Leif Östling, chairman of the Confederation of Swedish Enterprise and the former head of the truckmaker Scania, and his wife owned a Maltese company called Hertsoe Ltd. that held about $3.6 million worth of stock via subsidiaries in Luxembourg, ICIJ partner SVT (Swedish public television) reported two weeks ago.
You ask yourself, if you pay 20 to 30 million kronor a year, ‘What the hell do I get for my money?’
“It’s a problem with the Swedish tax system: the taxes are insanely high in this country,” he told SVT, adding that he had paid as much as a thousand ordinary taxpayers had. “You ask yourself, if you pay 20 to 30 million kronor a year, ‘What the hell do I get for my money?’ It is not much.”
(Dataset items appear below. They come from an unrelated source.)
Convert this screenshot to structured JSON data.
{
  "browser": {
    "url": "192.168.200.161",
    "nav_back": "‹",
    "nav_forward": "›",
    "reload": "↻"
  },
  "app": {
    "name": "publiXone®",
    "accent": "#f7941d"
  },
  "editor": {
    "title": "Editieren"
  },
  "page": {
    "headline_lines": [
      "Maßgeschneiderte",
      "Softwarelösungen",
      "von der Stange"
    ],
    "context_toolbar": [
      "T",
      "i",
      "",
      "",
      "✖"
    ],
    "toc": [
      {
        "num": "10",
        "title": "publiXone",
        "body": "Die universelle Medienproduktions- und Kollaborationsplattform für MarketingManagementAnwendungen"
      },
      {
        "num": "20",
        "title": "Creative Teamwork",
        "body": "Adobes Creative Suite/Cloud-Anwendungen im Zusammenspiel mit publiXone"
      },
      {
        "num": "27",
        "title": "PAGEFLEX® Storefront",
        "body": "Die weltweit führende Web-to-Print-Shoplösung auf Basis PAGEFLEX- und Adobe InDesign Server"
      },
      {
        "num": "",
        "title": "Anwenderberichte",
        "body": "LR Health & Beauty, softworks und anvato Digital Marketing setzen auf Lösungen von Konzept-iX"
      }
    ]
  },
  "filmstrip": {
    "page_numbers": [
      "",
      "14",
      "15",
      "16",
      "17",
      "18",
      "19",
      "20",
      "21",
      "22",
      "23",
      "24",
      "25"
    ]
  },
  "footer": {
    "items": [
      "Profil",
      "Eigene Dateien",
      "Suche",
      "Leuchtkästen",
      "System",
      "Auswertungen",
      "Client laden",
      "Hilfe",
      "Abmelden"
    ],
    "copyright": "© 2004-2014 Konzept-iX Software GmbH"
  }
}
Östling said the arrangement was legal and that he had always paid the taxes he owed, but his comments triggered a backlash in the famously high-tax, high-benefits country, where the concept known as the Law of Jante frowns on individuals who focus on themselves at the expense of society.
While Malta is in the European Union, its 5 percent corporate tax rate for international companies is well below those of other European countries. The companies created there highlight the fact that the offshore system isn’t limited to tropical locales like Panama or the Cayman Islands but includes “onshore” locations like Luxembourg and Malta.
“Sweden’s entrepreneurs must be able to argue for a better business environment, of which taxes are an important part, without being affected by possible debates about me,” Östling said in a statement announcing his resignation.
Östling is the first major public figure to resign in the wake of the Paradise Papers.